Al final, las distracciones siempre sirven para ir colando lo fundamental como si fuera un accidente

David Trueba

Si los experimentos en la privatización sanitaria de Madrid van a ser finalmente exportados al resto del país, como parece muy probable, no estaría de más que las distintas regiones prestaran oído y quizá ojo a lo que sucede en la capital de la indiferencia. El último episodio, chusco donde los haya, ha tenido como protagonista a uno de los responsables de empresas que aspiran a quedarse con la gestión hospitalaria en Madrid. En la radio, se atrevió a proponer que una de sus maneras de incrementar ingresos sería la de atraer turismo quirúrgico, vecinos extranjeros que se aprovecharan de nuestros estupendos profesionales a sueldo del Estado.
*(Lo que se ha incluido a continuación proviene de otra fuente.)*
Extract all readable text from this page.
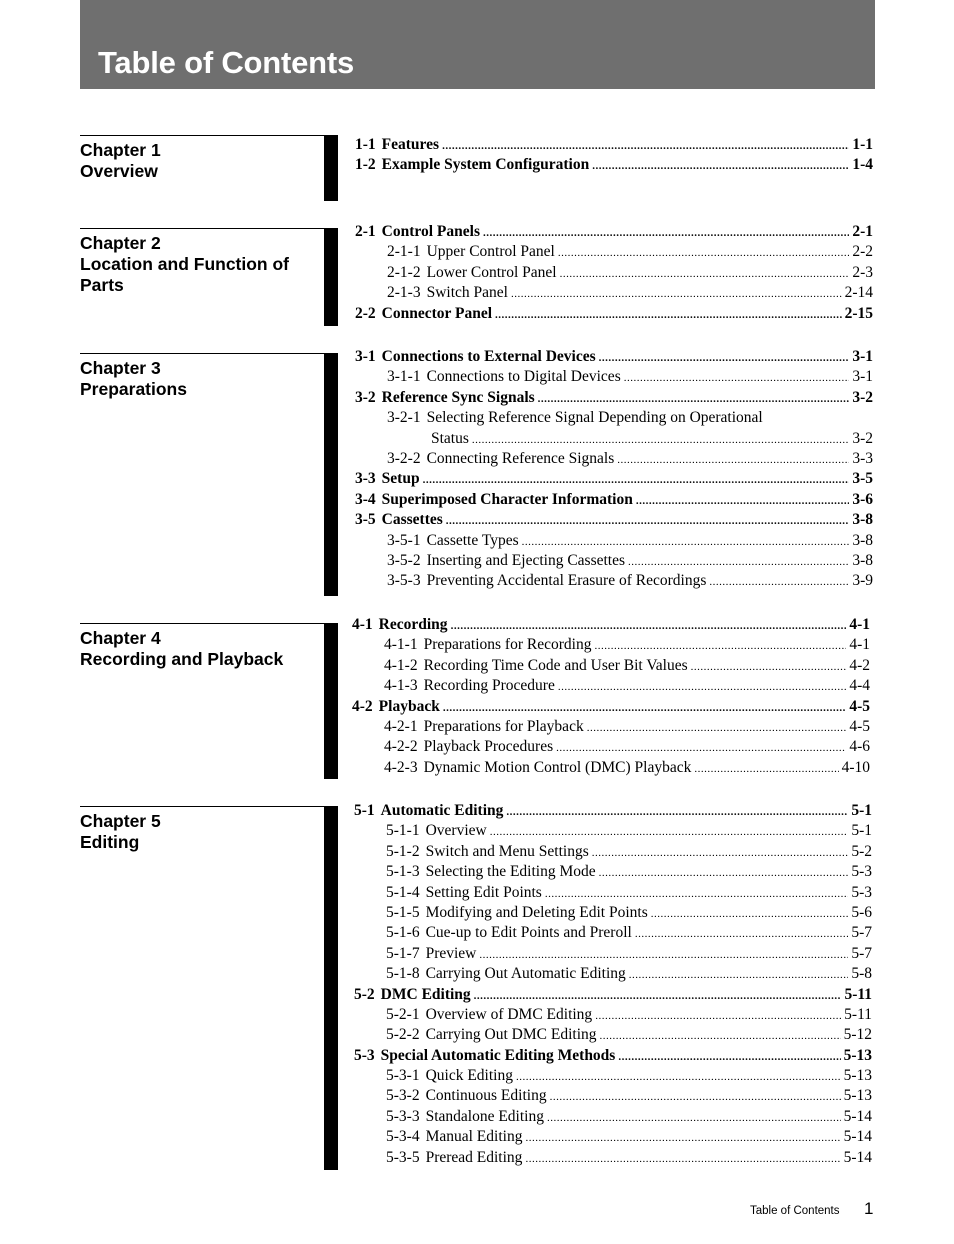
Table of Contents
Chapter 1
Overview
1-1 Features .....	1-1
1-2 Example System Configuration .....	1-4
Chapter 2
Location and Function of
Parts
2-1 Control Panels .....	2-1
2-1-1 Upper Control Panel .....	2-2
2-1-2 Lower Control Panel .....	2-3
2-1-3 Switch Panel .....	2-14
2-2 Connector Panel .....	2-15
Chapter 3
Preparations
3-1 Connections to External Devices .....	3-1
3-1-1 Connections to Digital Devices .....	3-1
3-2 Reference Sync Signals .....	3-2
3-2-1 Selecting Reference Signal Depending on Operational
Status .....	3-2
3-2-2 Connecting Reference Signals .....	3-3
3-3 Setup .....	3-5
3-4 Superimposed Character Information .....	3-6
3-5 Cassettes .....	3-8
3-5-1 Cassette Types .....	3-8
3-5-2 Inserting and Ejecting Cassettes .....	3-8
3-5-3 Preventing Accidental Erasure of Recordings .....	3-9
Chapter 4
Recording and Playback
4-1 Recording .....	4-1
4-1-1 Preparations for Recording .....	4-1
4-1-2 Recording Time Code and User Bit Values .....	4-2
4-1-3 Recording Procedure .....	4-4
4-2 Playback .....	4-5
4-2-1 Preparations for Playback .....	4-5
4-2-2 Playback Procedures .....	4-6
4-2-3 Dynamic Motion Control (DMC) Playback .....	4-10
Chapter 5
Editing
5-1 Automatic Editing .....	5-1
5-1-1 Overview .....	5-1
5-1-2 Switch and Menu Settings .....	5-2
5-1-3 Selecting the Editing Mode .....	5-3
5-1-4 Setting Edit Points .....	5-3
5-1-5 Modifying and Deleting Edit Points .....	5-6
5-1-6 Cue-up to Edit Points and Preroll .....	5-7
5-1-7 Preview .....	5-7
5-1-8 Carrying Out Automatic Editing .....	5-8
5-2 DMC Editing .....	5-11
5-2-1 Overview of DMC Editing .....	5-11
5-2-2 Carrying Out DMC Editing .....	5-12
5-3 Special Automatic Editing Methods .....	5-13
5-3-1 Quick Editing .....	5-13
5-3-2 Continuous Editing .....	5-13
5-3-3 Standalone Editing .....	5-14
5-3-4 Manual Editing .....	5-14
5-3-5 Preread Editing .....	5-14
Table of Contents 1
Las correcciones posteriores no han acabado de convencer a nadie, así que se ha optado por el silencio, aliado indispensable en este auténtico expolio.

Cansada ya la opinión pública de ver a sus médicos protestar, seducidos los usuarios de nuevo por la indiferencia, la cesión de nuestros hospitales al negocio puro y duro continúa, mientras Eurovegas no acaba de aterrizar del todo con su promesa de colocar de crupier a nuestros licenciados en ingeniería. Al final, las distracciones siempre sirven para ir colando lo fundamental como si fuera un accidente. En la tierra prometida, rebosante de casinos y puterío, los hospitales carecen de glamour para atraer la atención de los espectadores. El concurso privatizador es una chapuza que se perpetra tras la ocultación, la falta de transparencia y un rigor del tamaño del hueso de una aceituna.

Cada vez que se despierta la conciencia ciudadana y se sorprende el paciente de ver en pie de protesta a todo el personal sanitario, desde la primera a la última bata blanca que se cruza en los pasillos, regresa la alarma económica por todos los medios conocidos. En caso de duda, el país vuelve a estar en quiebra, los salarios de personal no se pueden afrontar y regresa la política del ¿qué prefieres, morir con dulzura o a lo bruto? El pánico a la bancarrota es el mejor aliado del concurso de privatización, intolerable en otra época.

Pero deberían esforzarse un poco más en las apariencias. Por ahora no engañan a nadie, eso sí, a la gente le importa ya todo un carajo.